The Met Office produces world-leading research on climate science, but this is often highly technical and can be difficult to understand. This is where my colleagues and I come in! We write paper summaries, produce briefings, and design infographics to explain climate research more easily, allowing people without a scientific background to understand important pieces of science. It is very difficult for people to care about new research if they cannot fully understand it, so this work is crucial for bridging the gap between scientists and policy makers.
In my talk, I will give a whistle-stop tour of the work that my colleagues and I do at the Met Office to communicate the science of climate change. I will then look at how climate scientists at the Met Office use their models to draw conclusions about the climate, and highlight a few interesting pieces of climate research.
Postgraduate, Landessternwarte (State Observatory), Heidelberg, Germany
I am a 1st year PhD student working in the Galactic Archaeology group at the Landessternwarte (State Observatory) in Heidelberg, Germany. My work involves constraining the abundance of Silicon in the Sun using 3D stellar models, as well as investigating the various processes that occur within stellar atmospheres. In my talk, I will outline the science of space weather, its causes and effects, and how we might overcome the issues ‘storms’ could cause.
Space weather is a branch of physics, concerned with the time varying conditions within the Solar System, including the solar wind, emphasizing the space surrounding the Earth. This wind is caused by magnetic fields and convection within the Sun, and it itself is magnetised. Our planet’s magnetic field protects us from this barrage of material, keeping our atmosphere intact. However, sufficiently powerful magnetism in the wind could disable satellites as well as our systems here on the Earth, and so it is important to understand and be able to predict such phenomena.
Postgraduate, University of Exeter
I am a third-year PhD student working at the University of Exeter. I am based in both the Astrophysics group and the Biophysics group as I work on applying computational techniques to biophysical problems. In particular, I look at applying code previously used for investigating protoplanetary disks to improving how we detect breast cancer. In my talk, I will discuss how I am using these two fields together and how we can use lasers to improve the current methods of detecting breast cancer.

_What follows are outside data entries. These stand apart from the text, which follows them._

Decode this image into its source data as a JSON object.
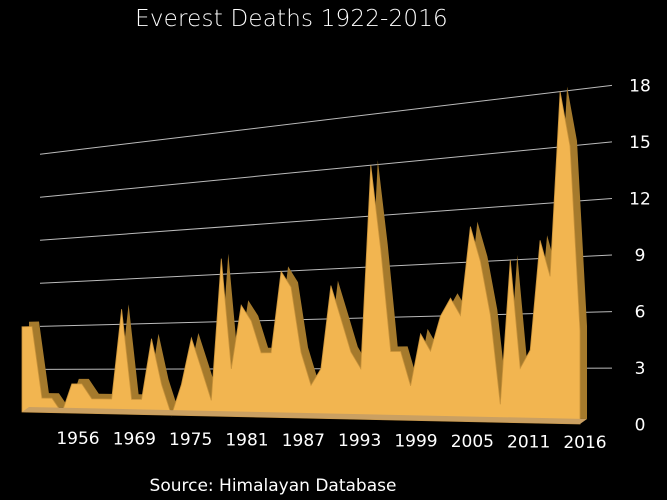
{
  "chart_data": {
    "type": "area",
    "title": "Everest Deaths 1922-2016",
    "source": "Source: Himalayan Database",
    "ylim": [
      0,
      18
    ],
    "yticks": [
      0,
      3,
      6,
      9,
      12,
      15,
      18
    ],
    "xtick_labels": [
      "1956",
      "1969",
      "1975",
      "1981",
      "1987",
      "1993",
      "1999",
      "2005",
      "2011",
      "2016"
    ],
    "grid": true,
    "style": "3d-extruded",
    "fill_color": "#f2b550",
    "shade_color": "#a57a2c",
    "values": [
      6,
      6,
      1,
      1,
      0,
      2,
      2,
      1,
      1,
      1,
      7,
      1,
      1,
      5,
      2,
      0,
      2,
      5,
      3,
      1,
      10,
      3,
      7,
      6,
      4,
      4,
      9,
      8,
      4,
      2,
      3,
      8,
      6,
      4,
      3,
      15,
      10,
      4,
      4,
      2,
      5,
      4,
      6,
      7,
      6,
      11,
      9,
      6,
      1,
      9,
      3,
      4,
      10,
      8,
      18,
      15,
      5
    ]
  }
}
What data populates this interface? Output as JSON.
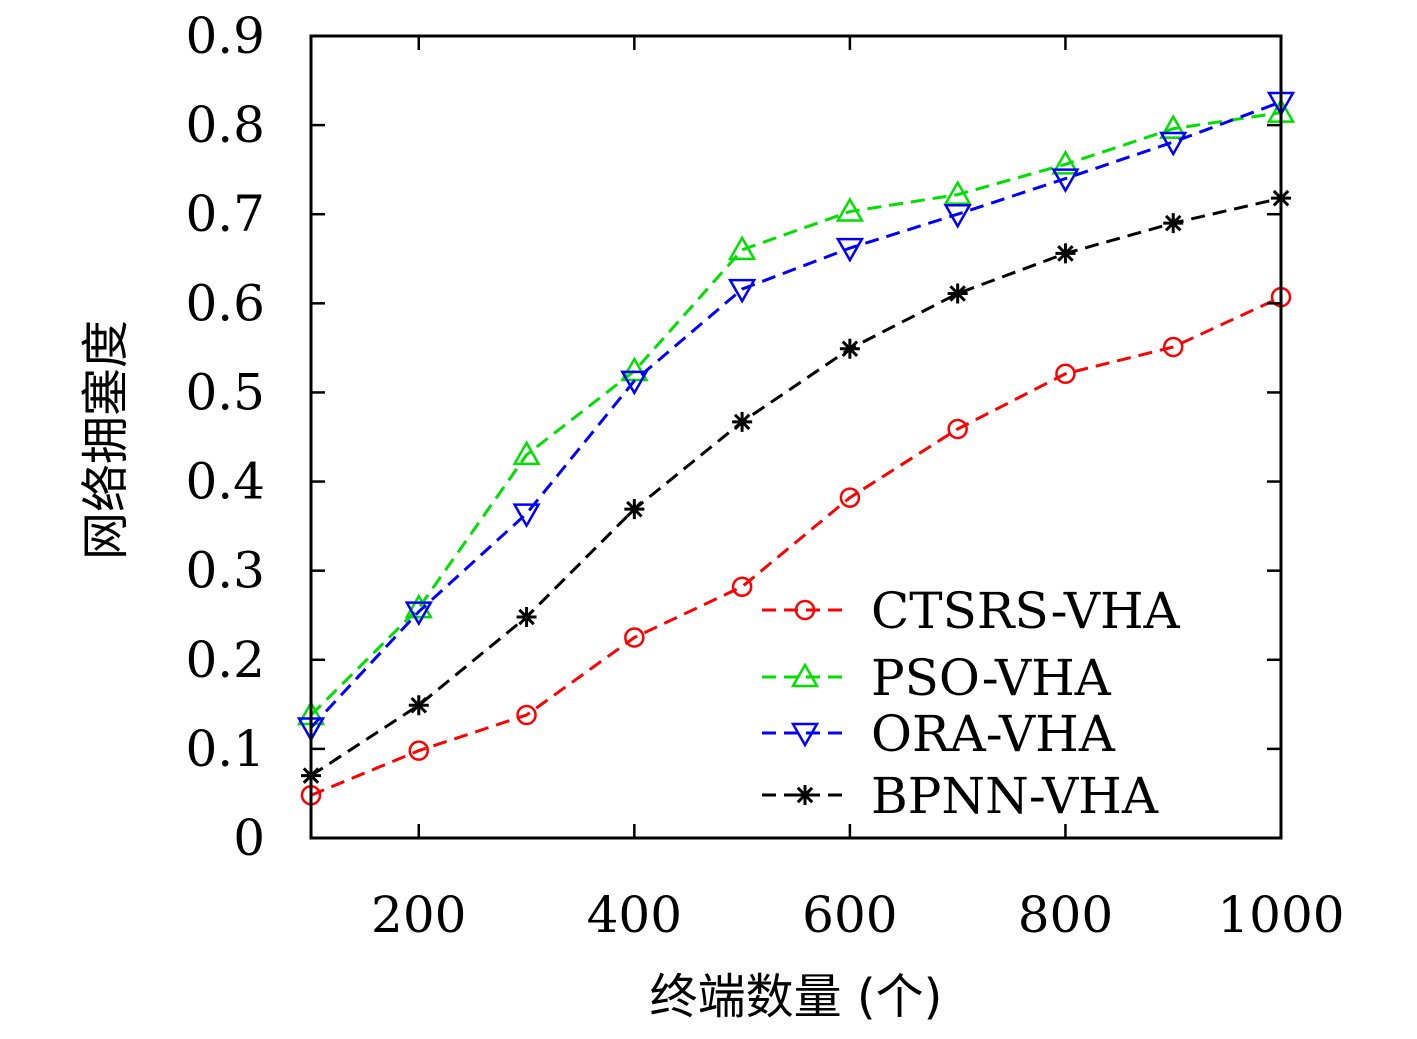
{
  "chart_data": {
    "type": "line",
    "title": "",
    "xlabel": "终端数量 (个)",
    "ylabel": "网络拥塞度",
    "xlim": [
      100,
      1000
    ],
    "ylim": [
      0,
      0.9
    ],
    "xticks": [
      200,
      400,
      600,
      800,
      1000
    ],
    "xtick_labels": [
      "200",
      "400",
      "600",
      "800",
      "1000"
    ],
    "yticks": [
      0,
      0.1,
      0.2,
      0.3,
      0.4,
      0.5,
      0.6,
      0.7,
      0.8,
      0.9
    ],
    "ytick_labels": [
      "0",
      "0.1",
      "0.2",
      "0.3",
      "0.4",
      "0.5",
      "0.6",
      "0.7",
      "0.8",
      "0.9"
    ],
    "grid": false,
    "legend_position": "bottom-right",
    "x": [
      100,
      200,
      300,
      400,
      500,
      600,
      700,
      800,
      900,
      1000
    ],
    "series": [
      {
        "name": "CTSRS-VHA",
        "color": "#ff0000",
        "marker": "circle",
        "values": [
          0.048,
          0.098,
          0.138,
          0.225,
          0.282,
          0.382,
          0.459,
          0.521,
          0.551,
          0.607
        ]
      },
      {
        "name": "PSO-VHA",
        "color": "#00e000",
        "marker": "triangle-up",
        "values": [
          0.138,
          0.258,
          0.43,
          0.524,
          0.66,
          0.703,
          0.722,
          0.756,
          0.796,
          0.814
        ]
      },
      {
        "name": "ORA-VHA",
        "color": "#0000ff",
        "marker": "triangle-down",
        "values": [
          0.124,
          0.254,
          0.364,
          0.513,
          0.616,
          0.662,
          0.7,
          0.74,
          0.781,
          0.826
        ]
      },
      {
        "name": "BPNN-VHA",
        "color": "#000000",
        "marker": "star",
        "values": [
          0.07,
          0.149,
          0.248,
          0.369,
          0.467,
          0.549,
          0.611,
          0.656,
          0.69,
          0.718
        ]
      }
    ]
  }
}
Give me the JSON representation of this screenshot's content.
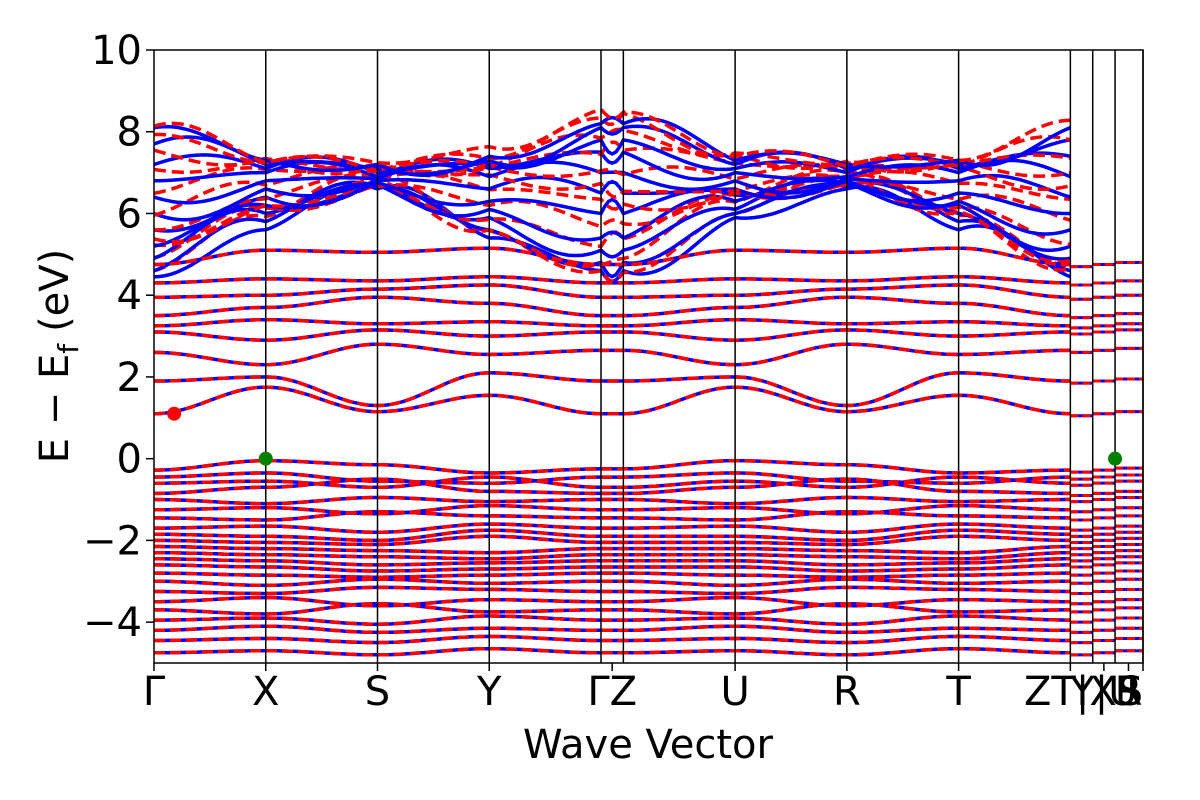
{
  "chart_data": {
    "type": "line",
    "title": "",
    "xlabel": "Wave Vector",
    "ylabel": {
      "main": "E − E",
      "subscript": "f",
      "unit": "(eV)"
    },
    "ylim": [
      -5,
      10
    ],
    "yticks": [
      {
        "value": 10,
        "label": "10"
      },
      {
        "value": 8,
        "label": "8"
      },
      {
        "value": 6,
        "label": "6"
      },
      {
        "value": 4,
        "label": "4"
      },
      {
        "value": 2,
        "label": "2"
      },
      {
        "value": 0,
        "label": "0"
      },
      {
        "value": -2,
        "label": "−2"
      },
      {
        "value": -4,
        "label": "−4"
      }
    ],
    "grid": false,
    "legend": "none",
    "kpath": {
      "xlim": [
        0,
        8.85
      ],
      "points": [
        {
          "label": "Γ",
          "x": 0
        },
        {
          "label": "X",
          "x": 1
        },
        {
          "label": "S",
          "x": 2
        },
        {
          "label": "Y",
          "x": 3
        },
        {
          "label": "Γ",
          "x": 4
        },
        {
          "label": "Z",
          "x": 4.2
        },
        {
          "label": "U",
          "x": 5.2
        },
        {
          "label": "R",
          "x": 6.2
        },
        {
          "label": "T",
          "x": 7.2
        },
        {
          "label": "Z",
          "x": 8.2
        },
        {
          "label": "T",
          "x": 8.2
        },
        {
          "label": "X",
          "x": 8.4
        },
        {
          "label": "Y",
          "x": 8.4
        },
        {
          "label": "U",
          "x": 8.6
        },
        {
          "label": "R",
          "x": 8.6
        },
        {
          "label": "S",
          "x": 8.85
        }
      ],
      "tick_labels": [
        {
          "label": "Γ",
          "x": 0
        },
        {
          "label": "X",
          "x": 1
        },
        {
          "label": "S",
          "x": 2
        },
        {
          "label": "Y",
          "x": 3
        },
        {
          "label": "ΓZ",
          "x": 4.1
        },
        {
          "label": "U",
          "x": 5.2
        },
        {
          "label": "R",
          "x": 6.2
        },
        {
          "label": "T",
          "x": 7.2
        },
        {
          "label": "ZT|X",
          "x": 8.2
        },
        {
          "label": "Y|U",
          "x": 8.5
        },
        {
          "label": "R",
          "x": 8.72
        },
        {
          "label": "S",
          "x": 8.85
        }
      ],
      "verticals": [
        1,
        2,
        3,
        4,
        4.2,
        5.2,
        6.2,
        7.2,
        8.2,
        8.4,
        8.6,
        8.85
      ]
    },
    "series": [
      {
        "style": "solid",
        "color": "#0000ff"
      },
      {
        "style": "dashed",
        "color": "#ff0000"
      }
    ],
    "valence": [
      [
        -0.28,
        -0.05,
        -0.15,
        -0.35,
        -0.25,
        -0.25,
        -0.05,
        -0.15,
        -0.35,
        -0.28
      ],
      [
        -0.45,
        -0.35,
        -0.55,
        -0.6,
        -0.45,
        -0.45,
        -0.35,
        -0.55,
        -0.6,
        -0.45
      ],
      [
        -0.6,
        -0.55,
        -0.7,
        -0.45,
        -0.7,
        -0.7,
        -0.55,
        -0.7,
        -0.45,
        -0.6
      ],
      [
        -0.85,
        -0.7,
        -0.5,
        -0.8,
        -0.85,
        -0.85,
        -0.7,
        -0.5,
        -0.8,
        -0.85
      ],
      [
        -1.0,
        -1.1,
        -0.95,
        -1.05,
        -1.0,
        -1.0,
        -1.1,
        -0.95,
        -1.05,
        -1.0
      ],
      [
        -1.25,
        -1.2,
        -1.35,
        -1.15,
        -1.25,
        -1.25,
        -1.2,
        -1.35,
        -1.15,
        -1.25
      ],
      [
        -1.45,
        -1.5,
        -1.3,
        -1.4,
        -1.45,
        -1.45,
        -1.5,
        -1.3,
        -1.4,
        -1.45
      ],
      [
        -1.7,
        -1.65,
        -1.8,
        -1.6,
        -1.7,
        -1.7,
        -1.65,
        -1.8,
        -1.6,
        -1.7
      ],
      [
        -1.85,
        -1.9,
        -2.0,
        -1.75,
        -1.9,
        -1.9,
        -1.9,
        -2.0,
        -1.75,
        -1.85
      ],
      [
        -2.0,
        -2.05,
        -2.1,
        -1.9,
        -2.05,
        -2.05,
        -2.05,
        -2.1,
        -1.9,
        -2.0
      ],
      [
        -2.15,
        -2.2,
        -2.25,
        -2.3,
        -2.2,
        -2.2,
        -2.2,
        -2.25,
        -2.3,
        -2.15
      ],
      [
        -2.3,
        -2.35,
        -2.4,
        -2.45,
        -2.35,
        -2.35,
        -2.35,
        -2.4,
        -2.45,
        -2.3
      ],
      [
        -2.45,
        -2.5,
        -2.6,
        -2.55,
        -2.5,
        -2.5,
        -2.5,
        -2.6,
        -2.55,
        -2.45
      ],
      [
        -2.6,
        -2.65,
        -2.75,
        -2.7,
        -2.65,
        -2.65,
        -2.65,
        -2.75,
        -2.7,
        -2.6
      ],
      [
        -2.8,
        -2.85,
        -2.9,
        -2.85,
        -2.8,
        -2.8,
        -2.85,
        -2.9,
        -2.85,
        -2.8
      ],
      [
        -3.0,
        -3.1,
        -2.95,
        -3.05,
        -3.0,
        -3.0,
        -3.1,
        -2.95,
        -3.05,
        -3.0
      ],
      [
        -3.25,
        -3.3,
        -3.15,
        -3.2,
        -3.25,
        -3.25,
        -3.3,
        -3.15,
        -3.2,
        -3.25
      ],
      [
        -3.5,
        -3.4,
        -3.6,
        -3.45,
        -3.5,
        -3.5,
        -3.4,
        -3.6,
        -3.45,
        -3.5
      ],
      [
        -3.7,
        -3.8,
        -3.55,
        -3.75,
        -3.7,
        -3.7,
        -3.8,
        -3.55,
        -3.75,
        -3.7
      ],
      [
        -3.95,
        -3.9,
        -4.05,
        -3.85,
        -3.95,
        -3.95,
        -3.9,
        -4.05,
        -3.85,
        -3.95
      ],
      [
        -4.2,
        -4.1,
        -4.25,
        -4.15,
        -4.2,
        -4.2,
        -4.1,
        -4.25,
        -4.15,
        -4.2
      ],
      [
        -4.45,
        -4.4,
        -4.5,
        -4.35,
        -4.45,
        -4.45,
        -4.4,
        -4.5,
        -4.35,
        -4.45
      ],
      [
        -4.75,
        -4.7,
        -4.8,
        -4.65,
        -4.75,
        -4.75,
        -4.7,
        -4.8,
        -4.65,
        -4.75
      ]
    ],
    "conduction": [
      [
        1.1,
        1.75,
        1.15,
        1.55,
        1.1,
        1.1,
        1.75,
        1.15,
        1.55,
        1.1
      ],
      [
        1.9,
        2.0,
        1.3,
        2.1,
        1.9,
        1.9,
        2.0,
        1.3,
        2.1,
        1.9
      ],
      [
        2.6,
        2.3,
        2.8,
        2.55,
        2.65,
        2.65,
        2.3,
        2.8,
        2.55,
        2.65
      ],
      [
        3.1,
        2.9,
        3.15,
        3.0,
        3.1,
        3.1,
        2.9,
        3.15,
        3.0,
        3.1
      ],
      [
        3.25,
        3.4,
        3.3,
        3.35,
        3.25,
        3.25,
        3.4,
        3.3,
        3.35,
        3.25
      ],
      [
        3.5,
        3.7,
        3.95,
        3.8,
        3.5,
        3.5,
        3.7,
        3.95,
        3.8,
        3.5
      ],
      [
        3.95,
        4.0,
        4.15,
        4.25,
        3.95,
        3.95,
        4.0,
        4.15,
        4.25,
        3.95
      ],
      [
        4.3,
        4.4,
        4.35,
        4.45,
        4.3,
        4.3,
        4.4,
        4.35,
        4.45,
        4.3
      ],
      [
        4.75,
        5.1,
        5.05,
        5.15,
        4.75,
        4.75,
        5.1,
        5.05,
        5.15,
        4.75
      ]
    ],
    "upper_bands": [
      [
        4.45,
        5.6,
        6.6,
        5.4,
        4.6,
        4.6,
        5.9,
        6.6,
        5.6,
        4.45
      ],
      [
        4.6,
        5.8,
        6.65,
        5.6,
        4.8,
        4.8,
        6.0,
        6.65,
        5.8,
        4.6
      ],
      [
        4.9,
        6.0,
        6.7,
        5.9,
        5.1,
        5.1,
        6.1,
        6.7,
        6.0,
        4.9
      ],
      [
        5.2,
        6.2,
        6.7,
        6.1,
        5.4,
        5.4,
        6.3,
        6.7,
        6.2,
        5.2
      ],
      [
        5.6,
        6.4,
        6.75,
        6.3,
        6.0,
        6.0,
        6.45,
        6.75,
        6.3,
        5.6
      ],
      [
        6.0,
        6.6,
        6.8,
        6.6,
        6.5,
        6.5,
        6.6,
        6.8,
        6.5,
        6.0
      ],
      [
        6.4,
        6.8,
        6.85,
        6.9,
        7.0,
        7.0,
        6.8,
        6.85,
        6.8,
        6.4
      ],
      [
        6.8,
        7.0,
        6.9,
        7.1,
        7.5,
        7.5,
        7.0,
        6.9,
        7.0,
        6.9
      ],
      [
        7.2,
        7.1,
        7.0,
        7.2,
        7.8,
        7.8,
        7.1,
        7.0,
        7.1,
        7.4
      ],
      [
        7.7,
        7.2,
        7.1,
        7.3,
        8.1,
        8.1,
        7.2,
        7.1,
        7.2,
        7.8
      ],
      [
        8.1,
        7.3,
        7.2,
        7.4,
        8.2,
        8.2,
        7.3,
        7.2,
        7.3,
        8.1
      ]
    ],
    "markers": [
      {
        "name": "cbm",
        "x": 0.18,
        "y": 1.1,
        "color": "#ff0000"
      },
      {
        "name": "vbm-x",
        "x": 1.0,
        "y": 0.0,
        "color": "#008000"
      },
      {
        "name": "vbm-u",
        "x": 8.6,
        "y": 0.0,
        "color": "#008000"
      }
    ]
  }
}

Breast cancer is one of the most common cancers, with over 50,000 women diagnosed every year in the UK alone. Improving the diagnosis pathway and also detecting cancer earlier would improve survival rates. We are aiming to use laser light to non-invasively detect biological changes that could indicate cancer.
Raman spectroscopy can be used to chemically identify molecules; of particular interest are calcifications present in breast tissue. Different calcifications are present in different types of breast tissue. Therefore, by determining which type of calcification is present, there is potential for a minimally invasive method of detecting breast cancer.
The human body is a highly scattering medium which creates a problem for recovering a good signal at depth. I use computer simulations to investigate how best to design equipment that can detect these calcifications in amongst the signals from the rest of the matter in the body.
More speakers announced soon.
The event is being held in the Newman Blue Lecture Theatre in the Peter Chalk Centre. The building is on the Streatham Campus of the University of Exeter, marked on this map. If you’ve coming by car, there is plenty of parking available on campus. There is on-road parking available on Prince of Wales Road as well as free parking available in the university car parks, which are well signposted when on campus. There is also a park-and-ride scheme operating on the outskirts of the city.
You can also get to the campus by bus using the D bus service, which operates from the city centre.